Just as previous cohorts overcame the COVID pandemic, the 2024 cohort of 21 teachers from Latin America overcame cancelled flights and incoming missiles to fly to Israel for their Winter Seminar.
Judaic Studies teachers from Argentina, Brazil, Colombia, Mexico, Panama, Peru and Venezuela came to Herzog College to complete their professional training with a 17-day teacher training seminar in Jerusalem, and to visit the sites of the October 7 massacre.
They have been studying online in Spanish at Herzog College’s “Rimonim” professional development course organized by Rabbi Shmuel Kornblit. They graduated with Jewish studies teaching certificates from the Israeli Ministry of Education.
The 21 teachers come from diverse schools and communities throughout Latin America, including a teacher from an international virtual online Jewish school taught in Spanish. The final stage of their 18-month course was a two-week educational seminar in Israel, which included workshops by leading Jewish educators on Jewish history, digital pedagogical tools, and Jewish identity, and visits to historical sites.

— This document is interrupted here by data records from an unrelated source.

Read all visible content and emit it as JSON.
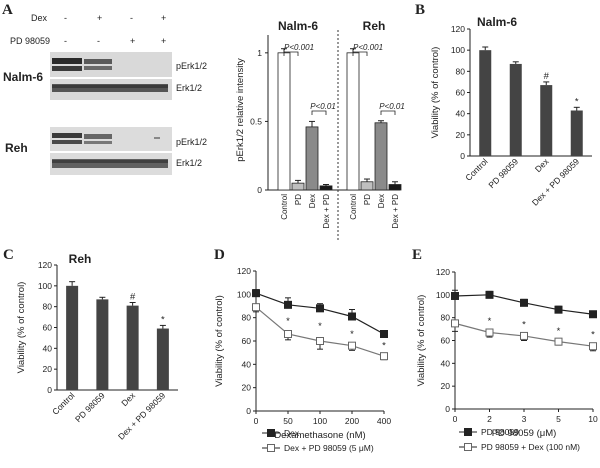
{
  "panel_labels": {
    "a": "A",
    "b": "B",
    "c": "C",
    "d": "D",
    "e": "E"
  },
  "western": {
    "treatments": [
      {
        "label": "Dex",
        "signs": [
          "-",
          "+",
          "-",
          "+"
        ]
      },
      {
        "label": "PD 98059",
        "signs": [
          "-",
          "-",
          "+",
          "+"
        ]
      }
    ],
    "cell_lines": [
      "Nalm-6",
      "Reh"
    ],
    "bands": [
      "pErk1/2",
      "Erk1/2"
    ]
  },
  "colors": {
    "open": "#ffffff",
    "pd": "#bfbfbf",
    "dex": "#8a8a8a",
    "combo": "#1a1a1a",
    "bar_dark": "#444444",
    "line": "#333333"
  },
  "chart_data": [
    {
      "id": "A-Nalm-6",
      "type": "bar",
      "title": "Nalm-6",
      "ylabel": "pErk1/2 relative intensity",
      "yticks": [
        "0",
        "0.5",
        "1"
      ],
      "ylim": [
        0,
        1.13
      ],
      "categories": [
        "Control",
        "PD",
        "Dex",
        "Dex + PD"
      ],
      "values": [
        1.0,
        0.05,
        0.46,
        0.03
      ],
      "errors": [
        0.03,
        0.02,
        0.04,
        0.01
      ],
      "annotations": [
        "P<0.001",
        "P<0.01"
      ]
    },
    {
      "id": "A-Reh",
      "type": "bar",
      "title": "Reh",
      "ylabel": "",
      "ylim": [
        0,
        1.13
      ],
      "categories": [
        "Control",
        "PD",
        "Dex",
        "Dex + PD"
      ],
      "values": [
        1.0,
        0.06,
        0.49,
        0.04
      ],
      "errors": [
        0.03,
        0.02,
        0.015,
        0.02
      ],
      "annotations": [
        "P<0.001",
        "P<0.01"
      ]
    },
    {
      "id": "B",
      "type": "bar",
      "title": "Nalm-6",
      "ylabel": "Viability  (% of control)",
      "ylim": [
        0,
        120
      ],
      "yticks": [
        "0",
        "20",
        "40",
        "60",
        "80",
        "100",
        "120"
      ],
      "categories": [
        "Control",
        "PD 98059",
        "Dex",
        "Dex + PD 98059"
      ],
      "values": [
        100,
        87,
        67,
        43
      ],
      "errors": [
        3,
        2,
        3,
        3
      ],
      "marks": [
        "",
        "",
        "#",
        "*"
      ]
    },
    {
      "id": "C",
      "type": "bar",
      "title": "Reh",
      "ylabel": "Viability  (% of control)",
      "ylim": [
        0,
        120
      ],
      "yticks": [
        "0",
        "20",
        "40",
        "60",
        "80",
        "100",
        "120"
      ],
      "categories": [
        "Control",
        "PD 98059",
        "Dex",
        "Dex + PD 98059"
      ],
      "values": [
        100,
        87,
        81,
        59
      ],
      "errors": [
        4,
        2,
        3,
        3
      ],
      "marks": [
        "",
        "",
        "#",
        "*"
      ]
    },
    {
      "id": "D",
      "type": "line",
      "xlabel": "Dexamethasone  (nM)",
      "ylabel": "Viability  (% of control)",
      "ylim": [
        0,
        120
      ],
      "yticks": [
        "0",
        "20",
        "40",
        "60",
        "80",
        "100",
        "120"
      ],
      "x_categories": [
        "0",
        "50",
        "100",
        "200",
        "400"
      ],
      "series": [
        {
          "name": "Dex",
          "values": [
            101,
            91,
            88,
            81,
            66
          ],
          "errors": [
            3,
            6,
            4,
            6,
            3
          ],
          "marker": "filled"
        },
        {
          "name": "Dex + PD 98059 (5 μM)",
          "values": [
            89,
            66,
            60,
            56,
            47
          ],
          "errors": [
            4,
            5,
            7,
            4,
            3
          ],
          "marker": "open"
        }
      ],
      "marks": [
        "",
        "*",
        "*",
        "*",
        "*"
      ]
    },
    {
      "id": "E",
      "type": "line",
      "xlabel": "PD 98059  (μM)",
      "ylabel": "Viability  (% of control)",
      "ylim": [
        0,
        120
      ],
      "yticks": [
        "0",
        "20",
        "40",
        "60",
        "80",
        "100",
        "120"
      ],
      "x_categories": [
        "0",
        "2",
        "3",
        "5",
        "10"
      ],
      "series": [
        {
          "name": "PD 98059",
          "values": [
            99,
            100,
            93,
            87,
            83
          ],
          "errors": [
            5,
            3,
            3,
            3,
            2
          ],
          "marker": "filled"
        },
        {
          "name": "PD 98059 + Dex (100 nM)",
          "values": [
            75,
            67,
            64,
            59,
            55
          ],
          "errors": [
            7,
            4,
            4,
            3,
            4
          ],
          "marker": "open"
        }
      ],
      "marks": [
        "",
        "*",
        "*",
        "*",
        "*"
      ]
    }
  ]
}
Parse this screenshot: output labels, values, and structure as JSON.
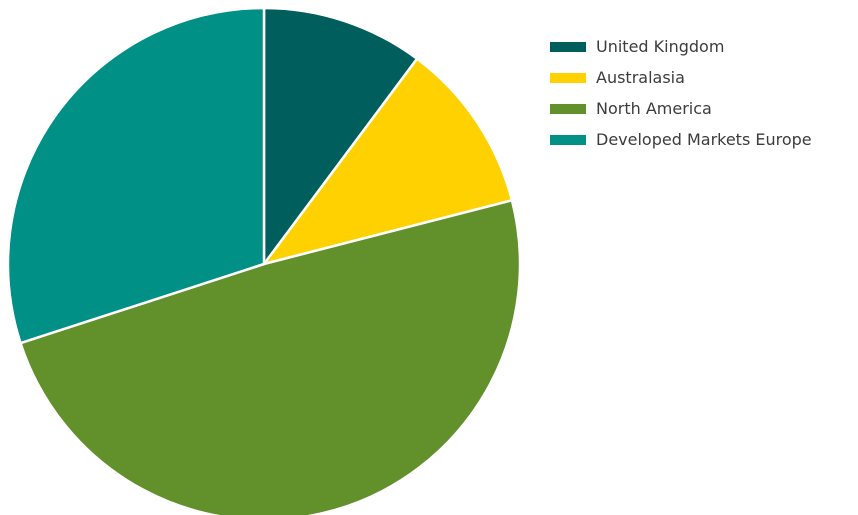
{
  "chart_data": {
    "type": "pie",
    "title": "",
    "start_angle_deg": 0,
    "direction": "clockwise",
    "slices": [
      {
        "label": "United Kingdom",
        "value": 10.2,
        "color": "#005e5d"
      },
      {
        "label": "Australasia",
        "value": 10.8,
        "color": "#ffd100"
      },
      {
        "label": "North America",
        "value": 49.0,
        "color": "#62902b"
      },
      {
        "label": "Developed Markets Europe",
        "value": 30.0,
        "color": "#009086"
      }
    ],
    "legend": {
      "position": "top-right",
      "entries": [
        "United Kingdom",
        "Australasia",
        "North America",
        "Developed Markets Europe"
      ]
    }
  }
}
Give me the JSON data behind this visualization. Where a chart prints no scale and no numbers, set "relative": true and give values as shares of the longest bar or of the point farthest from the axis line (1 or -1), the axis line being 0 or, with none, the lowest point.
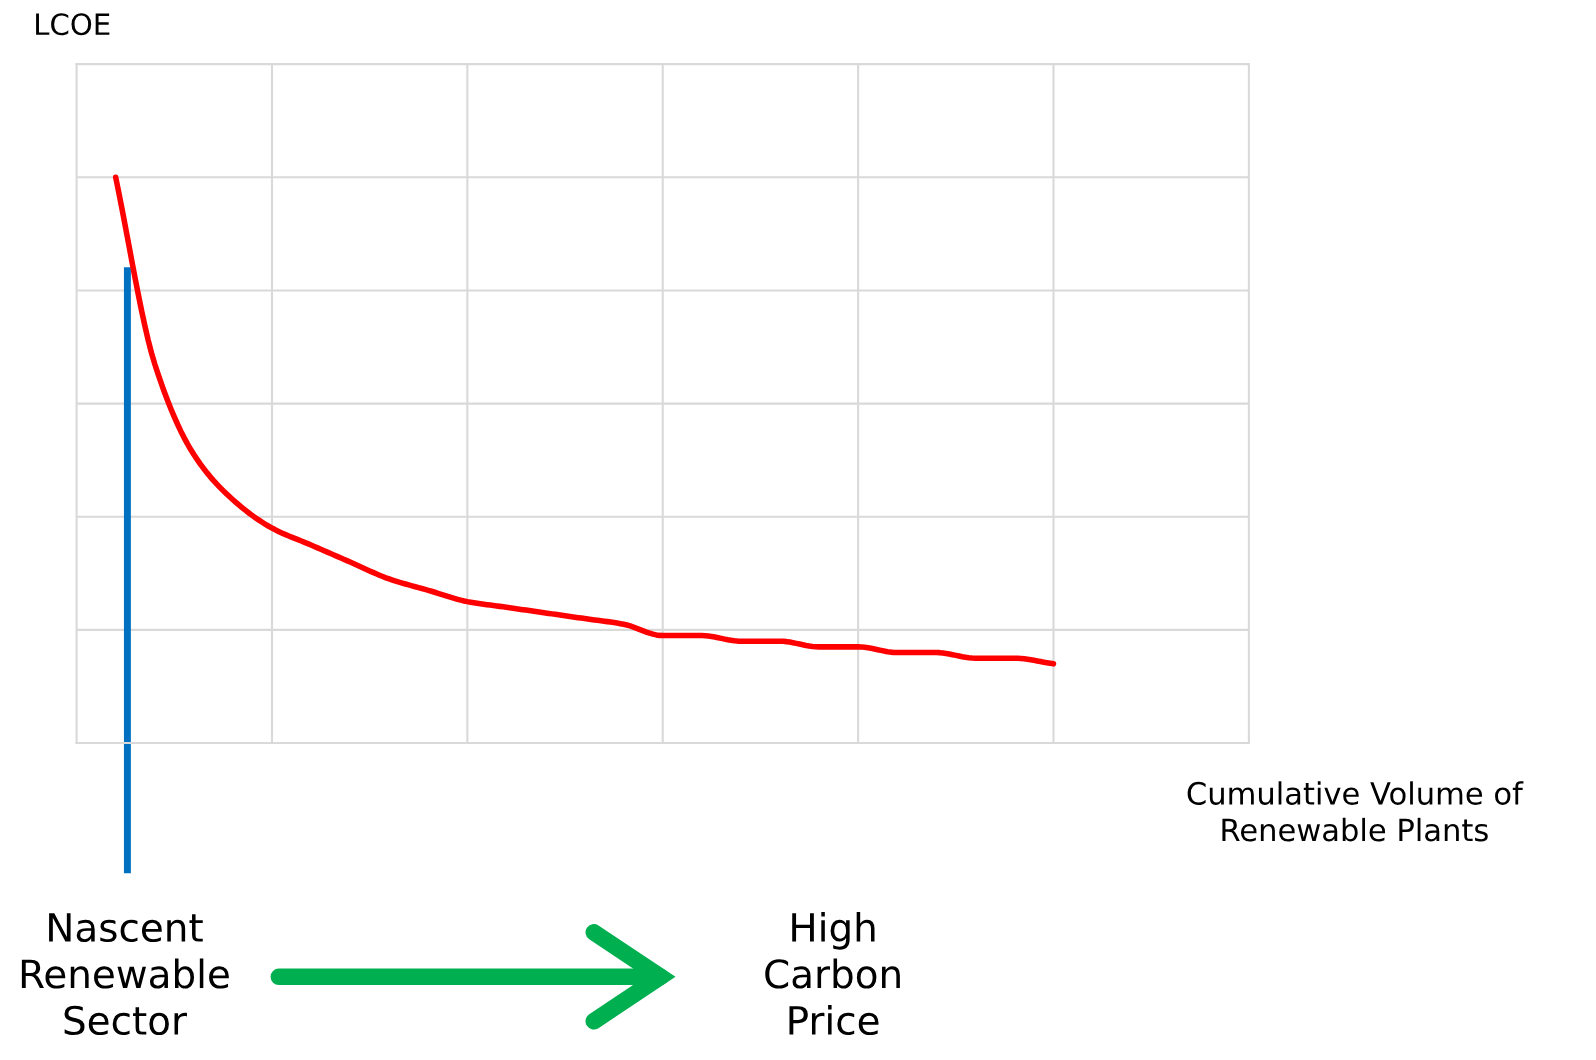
{
  "chart_data": {
    "type": "line",
    "relative": true,
    "ylabel": "LCOE",
    "xlabel": "Cumulative Volume of\nRenewable Plants",
    "categories": [
      null,
      null,
      null,
      null,
      null,
      null,
      null,
      null,
      null,
      null,
      null,
      null,
      null,
      null,
      null,
      null,
      null,
      null,
      null,
      null,
      null,
      null,
      null,
      null,
      null
    ],
    "series": [
      {
        "color": "#ff0000",
        "values": [
          1.0,
          0.67,
          0.51,
          0.43,
          0.38,
          0.35,
          0.32,
          0.29,
          0.27,
          0.25,
          0.24,
          0.23,
          0.22,
          0.21,
          0.19,
          0.19,
          0.18,
          0.18,
          0.17,
          0.17,
          0.16,
          0.16,
          0.15,
          0.15,
          0.14
        ]
      }
    ],
    "annotations": [
      "Nascent\nRenewable\nSector",
      "High\nCarbon\nPrice"
    ],
    "grid": true,
    "line_style": "solid",
    "marker": "none"
  }
}
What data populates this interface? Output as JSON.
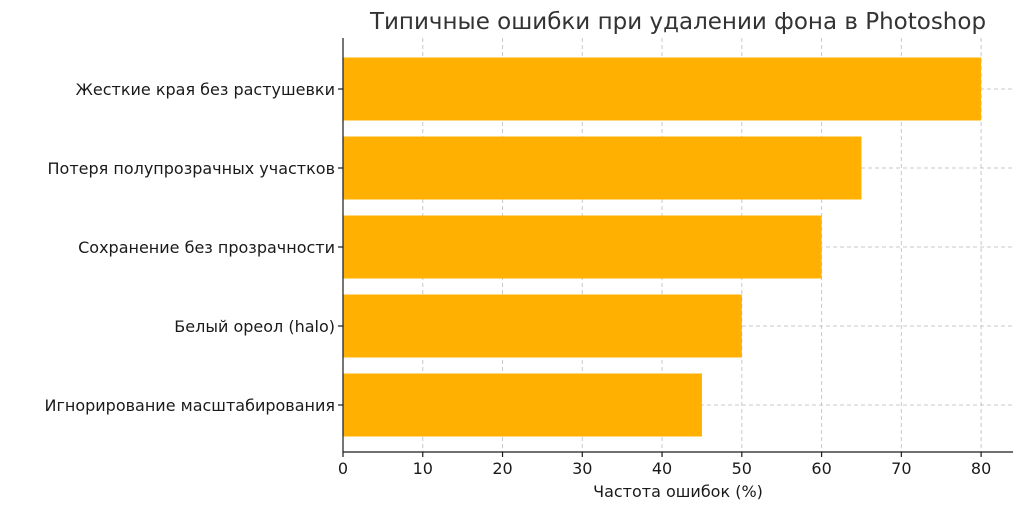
{
  "chart_data": {
    "type": "bar",
    "orientation": "horizontal",
    "title": "Типичные ошибки при удалении фона в Photoshop",
    "xlabel": "Частота ошибок (%)",
    "ylabel": "",
    "categories": [
      "Жесткие края без растушевки",
      "Потеря полупрозрачных участков",
      "Сохранение без прозрачности",
      "Белый ореол (halo)",
      "Игнорирование масштабирования"
    ],
    "values": [
      80,
      65,
      60,
      50,
      45
    ],
    "xlim": [
      0,
      84
    ],
    "xticks": [
      0,
      10,
      20,
      30,
      40,
      50,
      60,
      70,
      80
    ],
    "grid": true,
    "bar_color": "#FFB000"
  }
}
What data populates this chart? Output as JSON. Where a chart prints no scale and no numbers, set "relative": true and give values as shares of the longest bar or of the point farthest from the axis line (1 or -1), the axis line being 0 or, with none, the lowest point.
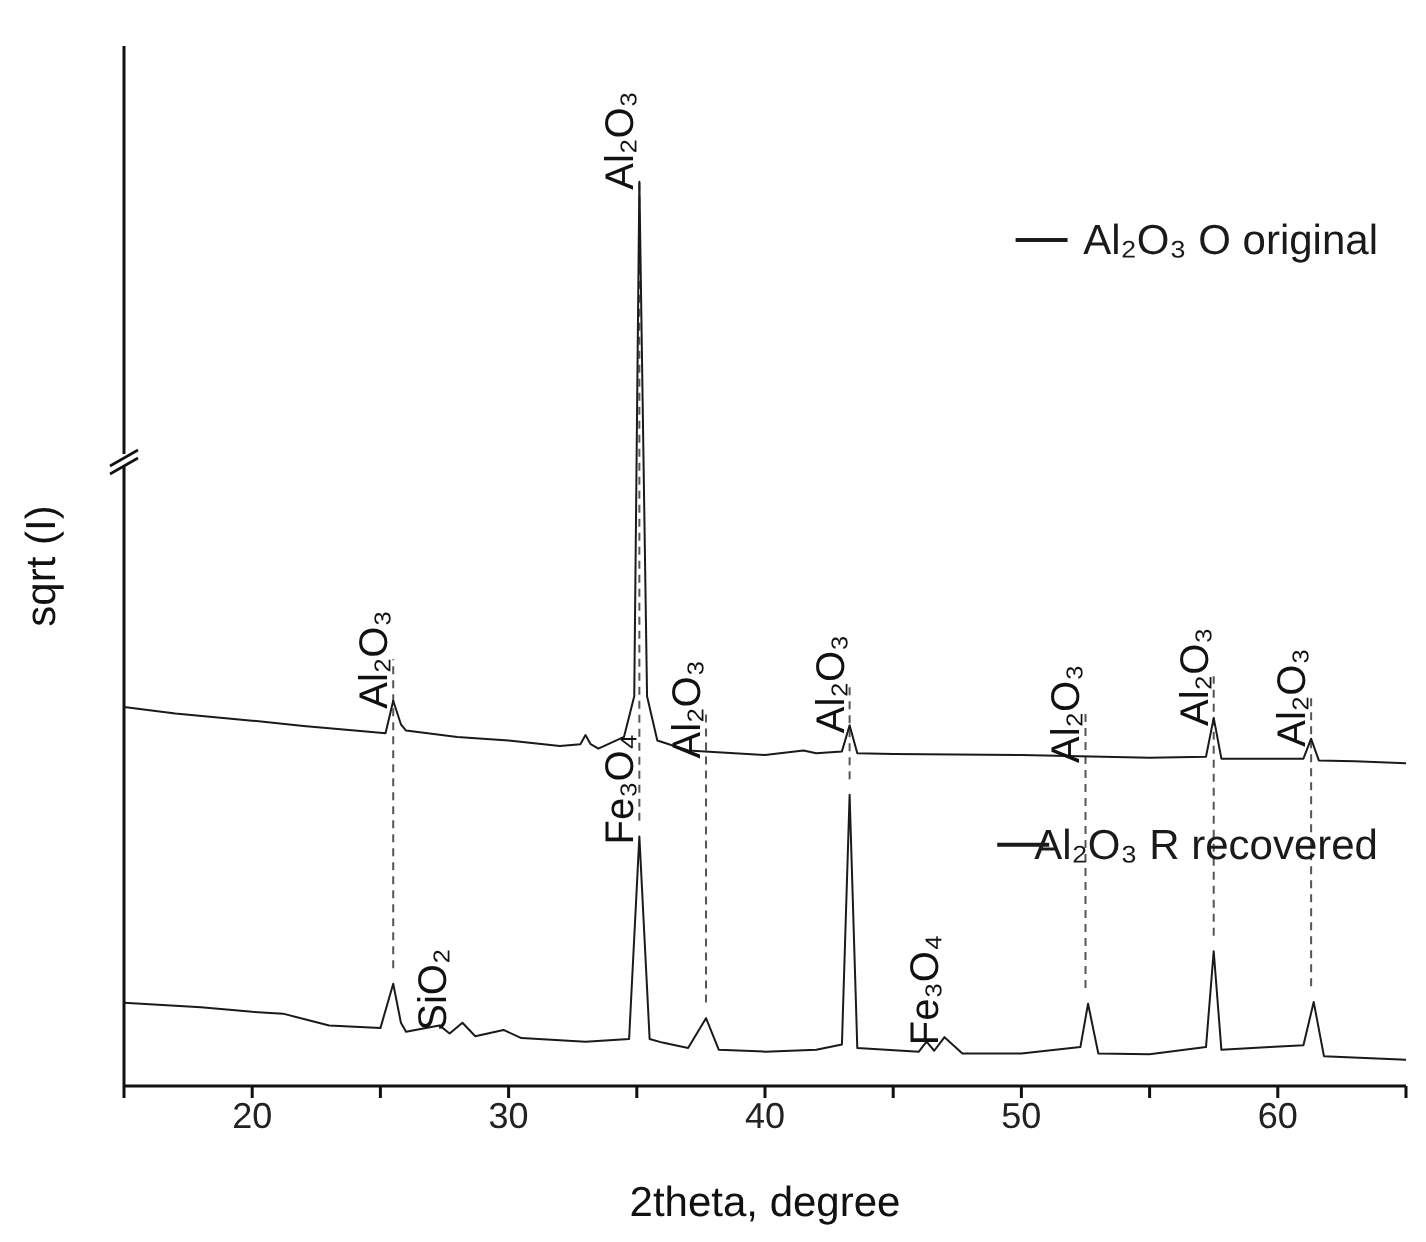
{
  "chart_data": {
    "type": "line",
    "relative": true,
    "xlabel": "2theta, degree",
    "ylabel": "sqrt (I)",
    "xlim": [
      15,
      65
    ],
    "xticks": [
      {
        "value": 15,
        "label": null
      },
      20,
      {
        "value": 25,
        "label": null
      },
      30,
      {
        "value": 35,
        "label": null
      },
      40,
      {
        "value": 45,
        "label": null
      },
      50,
      {
        "value": 55,
        "label": null
      },
      60,
      {
        "value": 65,
        "label": null
      }
    ],
    "legend": "right",
    "grid": false,
    "marker": "none",
    "line_style": "solid",
    "series": [
      {
        "name": "Al₂O₃ O original",
        "color": "#1a1a1a",
        "x": [
          15,
          17,
          20,
          22,
          24,
          25.2,
          25.5,
          25.8,
          26,
          28,
          30,
          32,
          32.8,
          33,
          33.2,
          33.5,
          34.5,
          34.9,
          35.1,
          35.4,
          35.8,
          37,
          40,
          41.5,
          42,
          43,
          43.3,
          43.6,
          45,
          50,
          55,
          57.2,
          57.5,
          57.8,
          60,
          61,
          61.3,
          61.6,
          63,
          65
        ],
        "values": [
          0.419,
          0.412,
          0.404,
          0.398,
          0.393,
          0.39,
          0.426,
          0.4,
          0.393,
          0.386,
          0.382,
          0.376,
          0.378,
          0.388,
          0.378,
          0.373,
          0.386,
          0.431,
          1,
          0.431,
          0.382,
          0.371,
          0.366,
          0.371,
          0.368,
          0.37,
          0.399,
          0.368,
          0.367,
          0.366,
          0.363,
          0.364,
          0.407,
          0.362,
          0.362,
          0.362,
          0.384,
          0.36,
          0.359,
          0.357
        ]
      },
      {
        "name": "Al₂O₃ R recovered",
        "color": "#1a1a1a",
        "x": [
          15,
          18,
          20,
          21.2,
          23,
          25,
          25.5,
          25.8,
          26,
          27.3,
          27.7,
          28.2,
          28.7,
          29.8,
          30.5,
          33,
          34.7,
          35.1,
          35.5,
          36,
          37,
          37.7,
          38.2,
          40,
          42,
          43,
          43.3,
          43.6,
          46,
          46.3,
          46.6,
          47,
          47.7,
          50,
          52.3,
          52.6,
          53,
          55,
          57.2,
          57.5,
          57.8,
          59.7,
          61,
          61.4,
          61.8,
          65
        ],
        "values": [
          0.092,
          0.087,
          0.082,
          0.08,
          0.067,
          0.064,
          0.113,
          0.07,
          0.06,
          0.067,
          0.058,
          0.07,
          0.055,
          0.062,
          0.053,
          0.049,
          0.052,
          0.276,
          0.052,
          0.048,
          0.042,
          0.075,
          0.04,
          0.038,
          0.04,
          0.046,
          0.322,
          0.042,
          0.038,
          0.049,
          0.039,
          0.054,
          0.036,
          0.036,
          0.043,
          0.091,
          0.036,
          0.035,
          0.043,
          0.149,
          0.04,
          0.043,
          0.045,
          0.093,
          0.033,
          0.029
        ]
      }
    ],
    "ref_lines": [
      {
        "axis": "x",
        "value": 25.5,
        "line_style": "dashed",
        "color": "#555555"
      },
      {
        "axis": "x",
        "value": 35.1,
        "line_style": "dashed",
        "color": "#555555"
      },
      {
        "axis": "x",
        "value": 37.7,
        "line_style": "dashed",
        "color": "#555555"
      },
      {
        "axis": "x",
        "value": 43.3,
        "line_style": "dashed",
        "color": "#555555"
      },
      {
        "axis": "x",
        "value": 52.5,
        "line_style": "dashed",
        "color": "#555555"
      },
      {
        "axis": "x",
        "value": 57.5,
        "line_style": "dashed",
        "color": "#555555"
      },
      {
        "axis": "x",
        "value": 61.3,
        "line_style": "dashed",
        "color": "#555555"
      }
    ],
    "annotations": [
      {
        "text": "Al₂O₃",
        "x": 25.5,
        "y": 0.426
      },
      {
        "text": "Al₂O₃",
        "x": 35.1,
        "y": 1
      },
      {
        "text": "Al₂O₃",
        "x": 37.7,
        "y": 0.371
      },
      {
        "text": "Al₂O₃",
        "x": 43.3,
        "y": 0.399
      },
      {
        "text": "Al₂O₃",
        "x": 52.5,
        "y": 0.366
      },
      {
        "text": "Al₂O₃",
        "x": 57.5,
        "y": 0.407
      },
      {
        "text": "Al₂O₃",
        "x": 61.3,
        "y": 0.384
      },
      {
        "text": "SiO₂",
        "x": 27.8,
        "y": 0.07
      },
      {
        "text": "Fe₃O₄",
        "x": 35.1,
        "y": 0.276
      },
      {
        "text": "Fe₃O₄",
        "x": 47,
        "y": 0.054
      }
    ]
  }
}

They also visited communities in southern Israel that were attacked on October 7 and met with Spanish-speaking IDF spokesman Major Roni Kaplan to hear about the war. Program organizer Shmuel Kornblit explains: “Today more than ever, we need to connect with Jewish teachers around the world who feel very far from Israel during this difficult time. This seminar in Israel has helped them to understand what has been happening during the war, and to share the real facts and their personal feelings with their students when they return to their classrooms.”
The Rimonim project, now in its fourth year, was created through a partnership between Herzog College and Israel’s Ministry of Education and the Ministry of Diaspora Affairs and Fighting Antisemitism, as part of the Herzog-UnitEd initiative.
“There is a huge thirst for Tanach (Bible) studies throughout the Spanish-speaking Jewish world,” Kornblit explains. He regularly visits schools in Latin America to discuss what Spanish-language resources would be helpful for their Judaic studies teachers. A new cohort of teachers will join the program in February 2025.